- Promotional poster; featuring the main protagonist Kai Koguma
- Created by: Dai Sato
- Directed by: Yusuke Fukada Veerapatra Jinanavin
- Produced by: Yusuke Fukada Veerapatra Jinanavin
- Written by: Isao Murayama
- Music by: Kenji Katoh
- Studio: Riff Studio
- Licensed by: Netflix
- Released: November 21, 2024
- Runtime: 24–28 minutes
- Episodes: 6

= Tokyo Override =

2024 Japanese original net animation series

Tokyo Override is a Japanese original net animated (ONA) series produced by Netflix.
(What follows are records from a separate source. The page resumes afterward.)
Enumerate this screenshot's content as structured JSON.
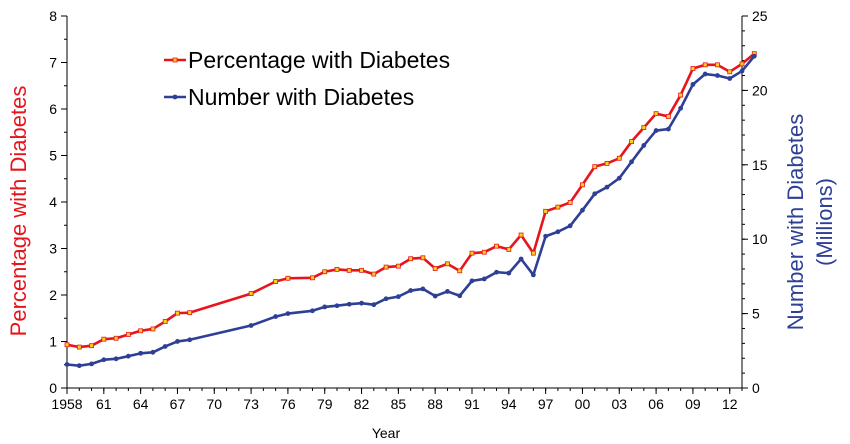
{
  "chart_data": {
    "type": "line",
    "xlabel": "Year",
    "ylabel_left": "Percentage with Diabetes",
    "ylabel_right_line1": "Number with Diabetes",
    "ylabel_right_line2": "(Millions)",
    "ylim_left": [
      0,
      8
    ],
    "ylim_right": [
      0,
      25
    ],
    "xlim": [
      1958,
      2013
    ],
    "x_tick_values": [
      1958,
      1961,
      1964,
      1967,
      1970,
      1973,
      1976,
      1979,
      1982,
      1985,
      1988,
      1991,
      1994,
      1997,
      2000,
      2003,
      2006,
      2009,
      2012
    ],
    "x_tick_labels": [
      "1958",
      "61",
      "64",
      "67",
      "70",
      "73",
      "76",
      "79",
      "82",
      "85",
      "88",
      "91",
      "94",
      "97",
      "00",
      "03",
      "06",
      "09",
      "12"
    ],
    "y_left_ticks": [
      0,
      1,
      2,
      3,
      4,
      5,
      6,
      7,
      8
    ],
    "y_right_ticks": [
      0,
      5,
      10,
      15,
      20,
      25
    ],
    "colors": {
      "percentage": "#e8141c",
      "number": "#2e3f96",
      "marker_fill": "#f5d21e"
    },
    "series": [
      {
        "name": "Percentage with Diabetes",
        "axis": "left",
        "x": [
          1958,
          1959,
          1960,
          1961,
          1962,
          1963,
          1964,
          1965,
          1966,
          1967,
          1968,
          1973,
          1975,
          1976,
          1978,
          1979,
          1980,
          1981,
          1982,
          1983,
          1984,
          1985,
          1986,
          1987,
          1988,
          1989,
          1990,
          1991,
          1992,
          1993,
          1994,
          1995,
          1996,
          1997,
          1998,
          1999,
          2000,
          2001,
          2002,
          2003,
          2004,
          2005,
          2006,
          2007,
          2008,
          2009,
          2010,
          2011,
          2012,
          2013,
          2014
        ],
        "values": [
          0.93,
          0.88,
          0.91,
          1.05,
          1.07,
          1.15,
          1.23,
          1.27,
          1.43,
          1.61,
          1.62,
          2.03,
          2.29,
          2.36,
          2.37,
          2.5,
          2.55,
          2.53,
          2.53,
          2.45,
          2.6,
          2.62,
          2.78,
          2.8,
          2.57,
          2.67,
          2.52,
          2.9,
          2.92,
          3.05,
          2.98,
          3.29,
          2.9,
          3.8,
          3.89,
          3.99,
          4.37,
          4.76,
          4.83,
          4.94,
          5.3,
          5.6,
          5.9,
          5.84,
          6.3,
          6.87,
          6.95,
          6.95,
          6.8,
          6.97,
          7.19
        ]
      },
      {
        "name": "Number with Diabetes",
        "axis": "right",
        "x": [
          1958,
          1959,
          1960,
          1961,
          1962,
          1963,
          1964,
          1965,
          1966,
          1967,
          1968,
          1973,
          1975,
          1976,
          1978,
          1979,
          1980,
          1981,
          1982,
          1983,
          1984,
          1985,
          1986,
          1987,
          1988,
          1989,
          1990,
          1991,
          1992,
          1993,
          1994,
          1995,
          1996,
          1997,
          1998,
          1999,
          2000,
          2001,
          2002,
          2003,
          2004,
          2005,
          2006,
          2007,
          2008,
          2009,
          2010,
          2011,
          2012,
          2013,
          2014
        ],
        "values": [
          1.58,
          1.5,
          1.62,
          1.9,
          1.96,
          2.14,
          2.33,
          2.4,
          2.79,
          3.13,
          3.24,
          4.2,
          4.8,
          5.0,
          5.19,
          5.45,
          5.53,
          5.63,
          5.7,
          5.6,
          6.0,
          6.14,
          6.55,
          6.66,
          6.18,
          6.49,
          6.2,
          7.2,
          7.33,
          7.78,
          7.72,
          8.67,
          7.6,
          10.2,
          10.5,
          10.9,
          11.95,
          13.05,
          13.5,
          14.1,
          15.2,
          16.3,
          17.3,
          17.4,
          18.8,
          20.4,
          21.1,
          21.0,
          20.8,
          21.3,
          22.3
        ]
      }
    ]
  }
}
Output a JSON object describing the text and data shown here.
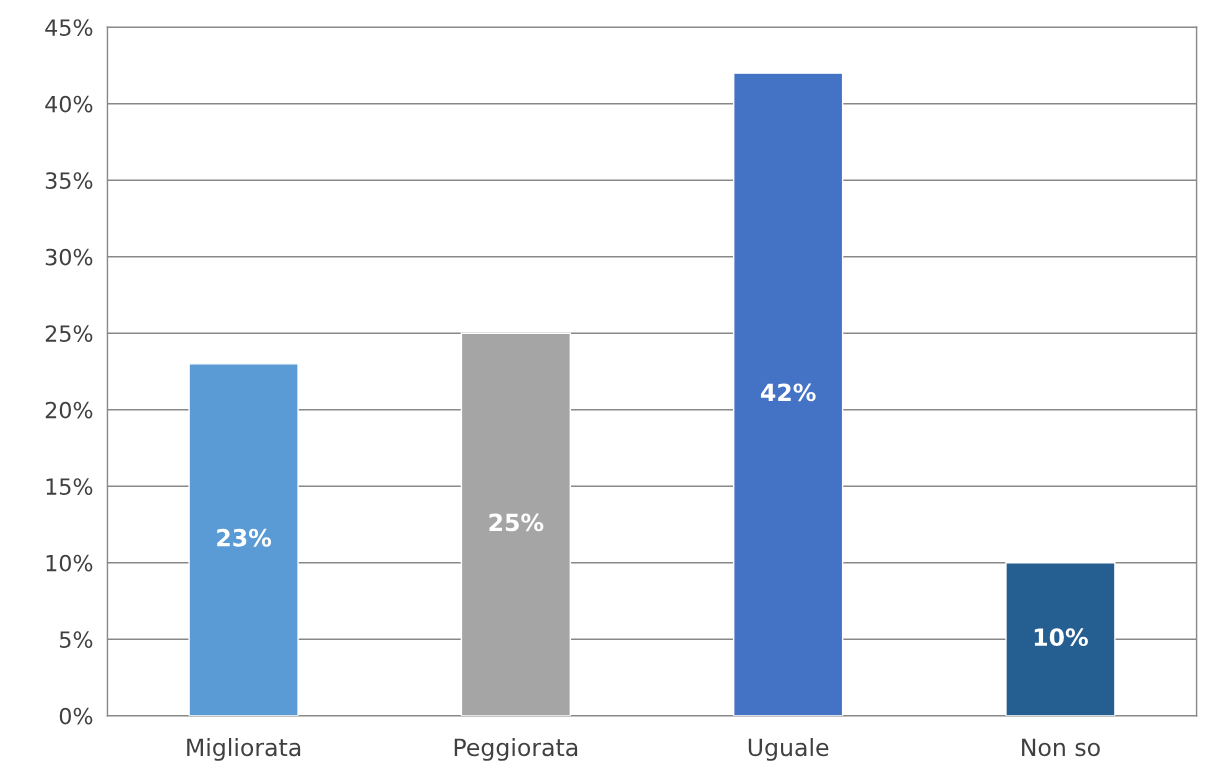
{
  "chart_data": {
    "type": "bar",
    "categories": [
      "Migliorata",
      "Peggiorata",
      "Uguale",
      "Non so"
    ],
    "values": [
      23,
      25,
      42,
      10
    ],
    "colors": [
      "#5b9bd5",
      "#a5a5a5",
      "#4472c4",
      "#255e91"
    ],
    "value_labels": [
      "23%",
      "25%",
      "42%",
      "10%"
    ],
    "ylim": [
      0,
      45
    ],
    "yticks": [
      {
        "value": 0,
        "label": "0%"
      },
      {
        "value": 5,
        "label": "5%"
      },
      {
        "value": 10,
        "label": "10%"
      },
      {
        "value": 15,
        "label": "15%"
      },
      {
        "value": 20,
        "label": "20%"
      },
      {
        "value": 25,
        "label": "25%"
      },
      {
        "value": 30,
        "label": "30%"
      },
      {
        "value": 35,
        "label": "35%"
      },
      {
        "value": 40,
        "label": "40%"
      },
      {
        "value": 45,
        "label": "45%"
      }
    ],
    "grid": "y"
  }
}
Directed and produced by Yusuke Fukada and Veerapatra Jinanavin, the series premiered on Netflix in November 2024. Motorcycle manufacturers Yamaha and Honda were involved throughout the show's 3.5 year production. This included the show's worldbuilding phase, which was led by world designer Laura Cechanowicz, who brought in Joshua Dawson to serve as world-building architect.

==Plot==
Set in a near-future and technologically optimized Tokyo. The story follows Kai, a lonely young hacker whose life changes when she becomes involved with Suma Garage, a group of underground couriers who carry out deliveries for people in need. Through their work, Kai is drawn into parts of the city hidden beneath its orderly surface, where drugs, crime, and corruption continue to operate despite the city's polished image. As Kai and the couriers investigate further, they uncover signs of a larger conspiracy and work to expose the truth behind Tokyo's supposedly perfect system.

==Characters==
- Kai Koguma

A young hacker living in the West District.
- Hugo

A courier working for Suma Garage.
- Spoke

A courier working for Suma Garage.
- Watari

A hacker working for Suma Garage.
- Yukio

- Ayumi

- Yoshiaki Kageyama

A former police detective turned narcotics investigator working for the Ministry of Health Department.
- Yasumoto

An investigator working under Kageyama
- Ieuji

- Amarin Lu

- Mikuriya

==Release==
The series was released on Netflix on November 21, 2024, with six episodes. The ending theme is "Tokyo Minority" by Yu Serizawa. An insert song, "Cryptogram" by Yu Serizawa, Melody Chubak and Yonca was also used on the fourth episode.